Viloxazine blocks the reuptake of norepinephrine in the amygdala, nucleus accumbens, and prefrontal cortex of the brain58. On a stereochemical level, the S isomer of Viloxazine resembles the R-isomer of norepinephrine58. Additionally, this results in increased dopamine via the inhibition of the norepinephrine transporter, which also is responsible for the uptake of dopamine in some areas of the cortex. The increased dopamine effects from reuptake inhibition are seen primarily on the prefrontal cortex and amygdala but notably not in the nucleus accumbens, which is one of the brain’s reward centres. It is possible the lack of dopamine modulation in the nucleus accumbens reduces the potential for addiction, which differentiates Viloxazine in an essential way from stimulant medications currently used to treat ADHD49.

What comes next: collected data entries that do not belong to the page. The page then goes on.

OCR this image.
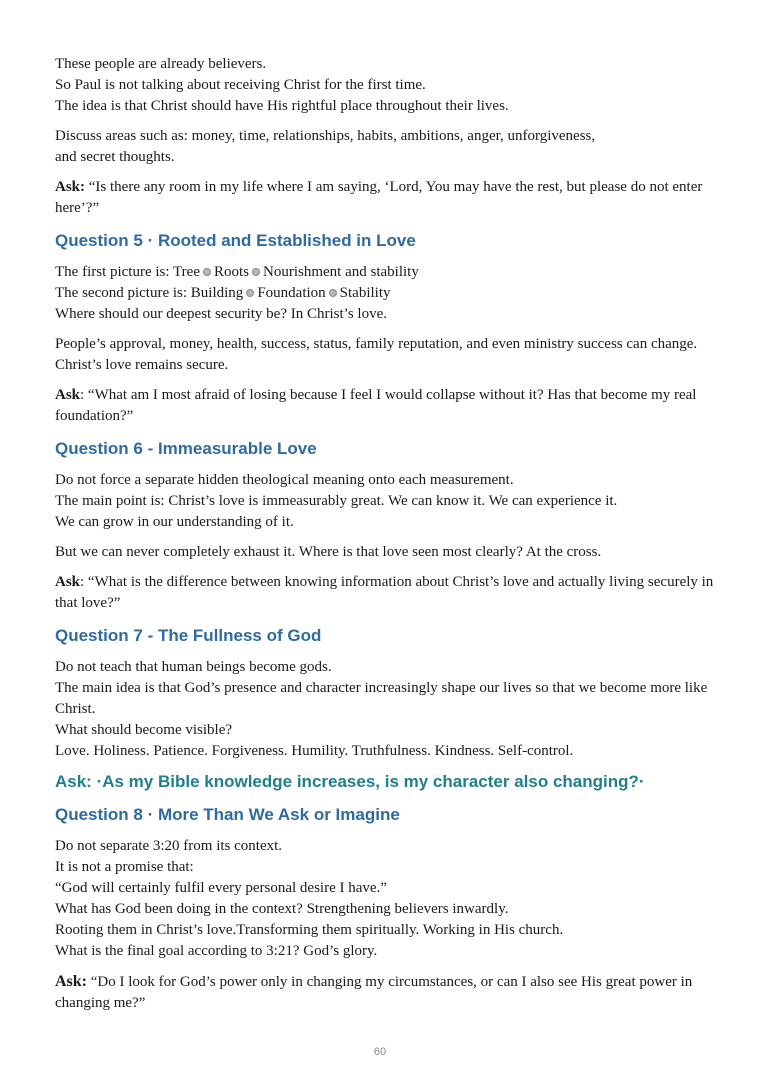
These people are already believers.
So Paul is not talking about receiving Christ for the first time.
The idea is that Christ should have His rightful place throughout their lives.

Discuss areas such as: money, time, relationships, habits, ambitions, anger, unforgiveness,
and secret thoughts.

Ask: “Is there any room in my life where I am saying, ‘Lord, You may have the rest, but please do not enter here’?”

Question 5 · Rooted and Established in Love

The first picture is: Tree Roots Nourishment and stability
The second picture is: Building Foundation Stability
Where should our deepest security be? In Christ’s love.

People’s approval, money, health, success, status, family reputation, and even ministry success can change. Christ’s love remains secure.

Ask: “What am I most afraid of losing because I feel I would collapse without it? Has that become my real foundation?”

Question 6 - Immeasurable Love

Do not force a separate hidden theological meaning onto each measurement.
The main point is: Christ’s love is immeasurably great. We can know it. We can experience it.
We can grow in our understanding of it.

But we can never completely exhaust it. Where is that love seen most clearly? At the cross.

Ask: “What is the difference between knowing information about Christ’s love and actually living securely in that love?”

Question 7 - The Fullness of God

Do not teach that human beings become gods.
The main idea is that God’s presence and character increasingly shape our lives so that we become more like Christ.
What should become visible?
Love. Holiness. Patience. Forgiveness. Humility. Truthfulness. Kindness. Self-control.

Ask: ·As my Bible knowledge increases, is my character also changing?·
Question 8 · More Than We Ask or Imagine

Do not separate 3:20 from its context.
It is not a promise that:
“God will certainly fulfil every personal desire I have.”
What has God been doing in the context? Strengthening believers inwardly.
Rooting them in Christ’s love.Transforming them spiritually. Working in His church.
What is the final goal according to 3:21? God’s glory.

Ask: “Do I look for God’s power only in changing my circumstances, or can I also see His great power in changing me?”

60
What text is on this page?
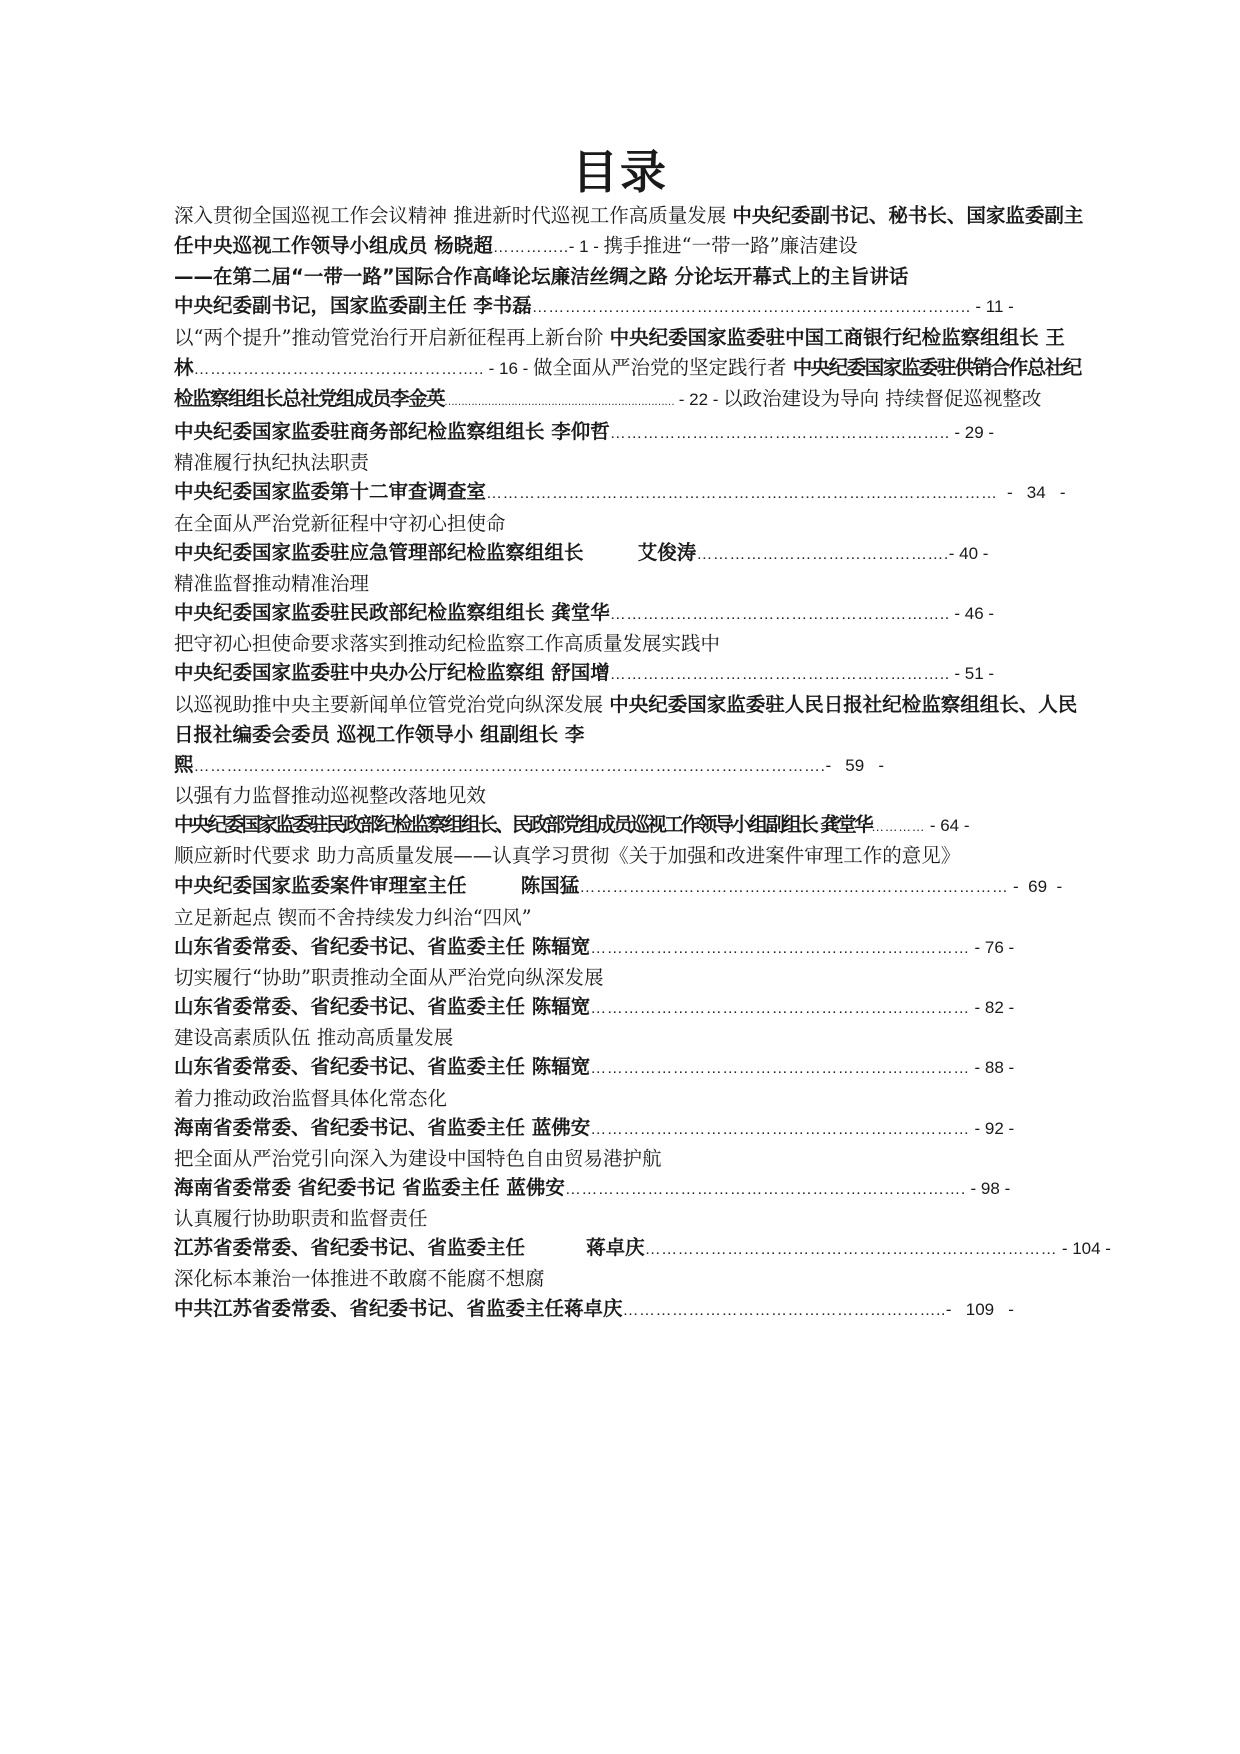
目录
深入贯彻全国巡视工作会议精神 推进新时代巡视工作高质量发展 中央纪委副书记、秘书长、国家监委副主任中央巡视工作领导小组成员 杨晓超…………..- 1 - 携手推进“一带一路”廉洁建设
——在第二届“一带一路”国际合作高峰论坛廉洁丝绸之路 分论坛开幕式上的主旨讲话
中央纪委副书记，国家监委副主任 李书磊…………………………………………………………………….. - 11 -
以“两个提升”推动管党治行开启新征程再上新台阶 中央纪委国家监委驻中国工商银行纪检监察组组长 王林…………………………………………….. - 16 - 做全面从严治党的坚定践行者 中央纪委国家监委驻供销合作总社纪检监察组组长总社党组成员李金英…………………………………………………………… - 22 - 以政治建设为导向 持续督促巡视整改
中央纪委国家监委驻商务部纪检监察组组长 李仰哲…………………………………………………….. - 29 -
精准履行执纪执法职责
中央纪委国家监委第十二审查调查室…………………………………………………………………………………  -   34   -
在全面从严治党新征程中守初心担使命
中央纪委国家监委驻应急管理部纪检监察组组长        艾俊涛……………………………………….- 40 -
精准监督推动精准治理
中央纪委国家监委驻民政部纪检监察组组长 龚堂华…………………………………………………….. - 46 -
把守初心担使命要求落实到推动纪检监察工作高质量发展实践中
中央纪委国家监委驻中央办公厅纪检监察组 舒国增…………………………………………………….. - 51 -
以巡视助推中央主要新闻单位管党治党向纵深发展 中央纪委国家监委驻人民日报社纪检监察组组长、人民日报社编委会委员 巡视工作领导小 组副组长 李熙…………………………………………………………………………………………………….-   59   -
以强有力监督推动巡视整改落地见效
中央纪委国家监委驻民政部纪检监察组组长、民政部党组成员巡视工作领导小组副组长 龚堂华………… - 64 -
顺应新时代要求 助力高质量发展——认真学习贯彻《关于加强和改进案件审理工作的意见》 中央纪委国家监委案件审理室主任        陈国猛…………………………………………………………………… -  69  -
立足新起点 锲而不舍持续发力纠治“四风”
山东省委常委、省纪委书记、省监委主任 陈辐宽…………………………………………………………… - 76 -
切实履行“协助”职责推动全面从严治党向纵深发展
山东省委常委、省纪委书记、省监委主任 陈辐宽…………………………………………………………… - 82 -
建设高素质队伍 推动高质量发展
山东省委常委、省纪委书记、省监委主任 陈辐宽…………………………………………………………… - 88 -
着力推动政治监督具体化常态化
海南省委常委、省纪委书记、省监委主任 蓝佛安…………………………………………………………… - 92 -
把全面从严治党引向深入为建设中国特色自由贸易港护航
海南省委常委 省纪委书记 省监委主任 蓝佛安………………………………………………………………. - 98 -
认真履行协助职责和监督责任
江苏省委常委、省纪委书记、省监委主任         蒋卓庆………………………………………………………………… - 104 -
深化标本兼治一体推进不敢腐不能腐不想腐
中共江苏省委常委、省纪委书记、省监委主任蒋卓庆…………………………………………………..-   109   -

Many patients under psychiatric care are taking drugs that are substrates or inhibitors of CYP enzymes. Because Viloxazine is majorly metabolized by CYP2D6, special care must be taken to monitor possible side effects. One single sequence study on the pharmacokinetics of Viloxazine showed only a modest increase in Viloxazine and its metabolites when taken with paroxetine, a potent CYP inhibitor, and no adverse toxicities or side effects were noted59. Because Viloxazine is also minorly metabolized by other CYP enzymes, the effects of an inhibitor, in this case, were not clinically significant. Based on this data, interaction with multiple CYP inhibitors or substrates is theoretically possible and should be monitored in patients treated for depression and other psychiatric comorbidities (Figure 1).

Figure 1.

Mechanism of action of non-stimulant drugs.

In patients treated for co-occurring anxiety and ADHD, first-line treatment with stimulants can exacerbate anxious feelings60. In this case, non-stimulant options such as atomoxetine along with non-pharmacological therapies are used. Viloxazine is a non-stimulant drug that may be helpful for patients whose anxiety is worsened with first-line medications. Viloxazine is another drug in the toolbox of practitioners co-treating ADHD and substance use disorder. It is hypothesized that because Viloxazine does not antagonize dopamine reuptake in the reward centre of the brain, it lacks the addictive effects of methylphenidate and dexamphetamine50.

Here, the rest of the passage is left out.